Example Case Analysis

Step 1 - Present System

The example “typical” restaurant includes a 1200 square foot area with 12,000 cubic feet of air in the dining area and bar. The restaurant is served by a rooftop air handling unit (AHU) providing Supply Air (SA) flows (CFM) from the Mixed Air (MA) design proportion of 50% recirculated indoor Return Air (RA) + 50% Outdoor Air (OA (Fig.1). The existing ventilation system circulates just 1.5 air changes per hour, not enough to provide extra protection from aerosolized viral exposure in an occupied restaurant.

Step 2 - Enhanced Ventilation System

The dampers controlling the outside air intake are increased from 50 % open to 100% open, which doubles the air exchange rate to 3 ACH. In addition, applying duct mastic to seal leaky duct joints and  using two window exhaust fans beneath existing ceiling fans   to draw additional fresh air across the dining area raises the estimated ACH to 6. Upgrading two damaged restroom exhaust fans systems per CDC and OSHA guidance raises the ACH to 7. High-efficiency MERV-rated filters are placed across the Return Air flow to reduce aerosol levels before mixing and recirculating.

Step 3 - Design of IOT Monitoring System

ACH rates can be estimated from monitored carbon dioxide levels. IOT CO2 monitoring devices are placed as shown in Figure 2. In addition, IOT air flow devices are placed at the vents shown on Figure 1. Air flow monitoring ensures that the ventilation equipment is working properly.  Figures 4 and 5 show two commercial IOT monitors and reporting screens presently on the market. The technology to inexpensively monitor and report ventilation conditions in real time to restaurant managers presently exists.
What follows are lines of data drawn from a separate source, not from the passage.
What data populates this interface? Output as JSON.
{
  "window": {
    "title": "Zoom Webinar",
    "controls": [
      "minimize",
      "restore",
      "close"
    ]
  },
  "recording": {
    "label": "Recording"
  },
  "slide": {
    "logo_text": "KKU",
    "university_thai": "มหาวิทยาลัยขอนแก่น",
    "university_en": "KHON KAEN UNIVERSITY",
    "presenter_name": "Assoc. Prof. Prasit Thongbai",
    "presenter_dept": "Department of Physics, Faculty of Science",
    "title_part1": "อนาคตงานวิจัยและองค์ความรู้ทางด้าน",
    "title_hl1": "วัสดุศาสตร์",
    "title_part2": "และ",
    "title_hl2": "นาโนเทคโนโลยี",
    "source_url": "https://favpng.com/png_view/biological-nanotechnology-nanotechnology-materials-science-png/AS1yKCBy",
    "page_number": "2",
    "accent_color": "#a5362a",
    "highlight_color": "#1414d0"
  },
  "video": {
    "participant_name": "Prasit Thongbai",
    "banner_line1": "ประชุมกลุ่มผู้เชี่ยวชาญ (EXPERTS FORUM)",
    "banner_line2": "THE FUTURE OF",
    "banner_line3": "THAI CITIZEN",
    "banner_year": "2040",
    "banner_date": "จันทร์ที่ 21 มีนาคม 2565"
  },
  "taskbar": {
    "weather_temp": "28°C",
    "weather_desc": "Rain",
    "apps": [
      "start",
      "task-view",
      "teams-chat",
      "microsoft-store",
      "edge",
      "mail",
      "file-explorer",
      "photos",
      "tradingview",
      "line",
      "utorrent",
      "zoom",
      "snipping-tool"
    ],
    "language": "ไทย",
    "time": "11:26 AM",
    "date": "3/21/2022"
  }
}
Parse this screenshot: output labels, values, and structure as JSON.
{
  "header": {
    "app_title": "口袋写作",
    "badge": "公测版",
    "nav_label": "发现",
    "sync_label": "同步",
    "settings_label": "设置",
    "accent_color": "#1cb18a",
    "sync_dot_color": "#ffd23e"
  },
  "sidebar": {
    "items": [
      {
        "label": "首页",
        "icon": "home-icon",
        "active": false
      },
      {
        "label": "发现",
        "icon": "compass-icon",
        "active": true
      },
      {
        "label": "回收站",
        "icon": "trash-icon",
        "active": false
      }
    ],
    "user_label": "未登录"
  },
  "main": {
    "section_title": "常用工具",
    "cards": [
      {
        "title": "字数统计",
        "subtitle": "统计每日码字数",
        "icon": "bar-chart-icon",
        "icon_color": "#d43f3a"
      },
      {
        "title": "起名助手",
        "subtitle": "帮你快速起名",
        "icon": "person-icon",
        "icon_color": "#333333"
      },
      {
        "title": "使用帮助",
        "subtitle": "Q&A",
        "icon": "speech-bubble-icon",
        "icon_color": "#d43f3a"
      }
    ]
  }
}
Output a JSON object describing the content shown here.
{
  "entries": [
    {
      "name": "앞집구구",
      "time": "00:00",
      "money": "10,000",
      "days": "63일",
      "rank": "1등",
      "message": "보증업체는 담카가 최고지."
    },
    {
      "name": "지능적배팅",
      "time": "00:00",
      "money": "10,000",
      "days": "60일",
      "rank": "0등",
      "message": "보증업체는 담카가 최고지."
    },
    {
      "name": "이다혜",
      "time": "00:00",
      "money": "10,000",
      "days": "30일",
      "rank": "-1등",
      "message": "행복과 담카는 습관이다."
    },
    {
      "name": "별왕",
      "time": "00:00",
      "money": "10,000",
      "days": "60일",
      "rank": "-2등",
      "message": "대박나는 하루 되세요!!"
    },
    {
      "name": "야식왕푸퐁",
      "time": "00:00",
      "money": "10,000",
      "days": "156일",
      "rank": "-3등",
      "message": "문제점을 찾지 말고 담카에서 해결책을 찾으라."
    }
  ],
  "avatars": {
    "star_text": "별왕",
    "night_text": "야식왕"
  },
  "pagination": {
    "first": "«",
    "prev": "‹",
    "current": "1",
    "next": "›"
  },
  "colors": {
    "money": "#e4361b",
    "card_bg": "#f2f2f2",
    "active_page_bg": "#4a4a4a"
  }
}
The data from such systems can provide real time guidance to restaurant managers regarding safe occupancy rates.

Figure 2 - Placement of Carbon Dioxide Level Sensors With Enhanced Ventilation

Figure 3 - Fully Integrated Ventilation, Notification, Controller and WiFi System

Figure 4 - Low Cost Real-Time Airflow and Carbon Dioxide Sensors

Step 4 - Cost Estimation

The estimation of the cost of installing the new systems would necessarily be approximate but the definition of cost categories should be reasonably accurate. A rough estimate of the system is provided below.

Figure 5 - Cost Estimate of CoVID Ventilation System Enhancements

Ventilation enhancements and monitoring do not by themselves ensure the safety of customers. Such actions can however play an important role in significantly increasing customer safety if employed with the use of masks, disinfecting surfaces, and maintaining a proper distancing of customers. None of these strategies are cost prohibitive. The intelligent adoption of the combined use of these strategies not only makes good public health sense but promotes safer work conditions and gives the potential customers more confidence to dine in safety.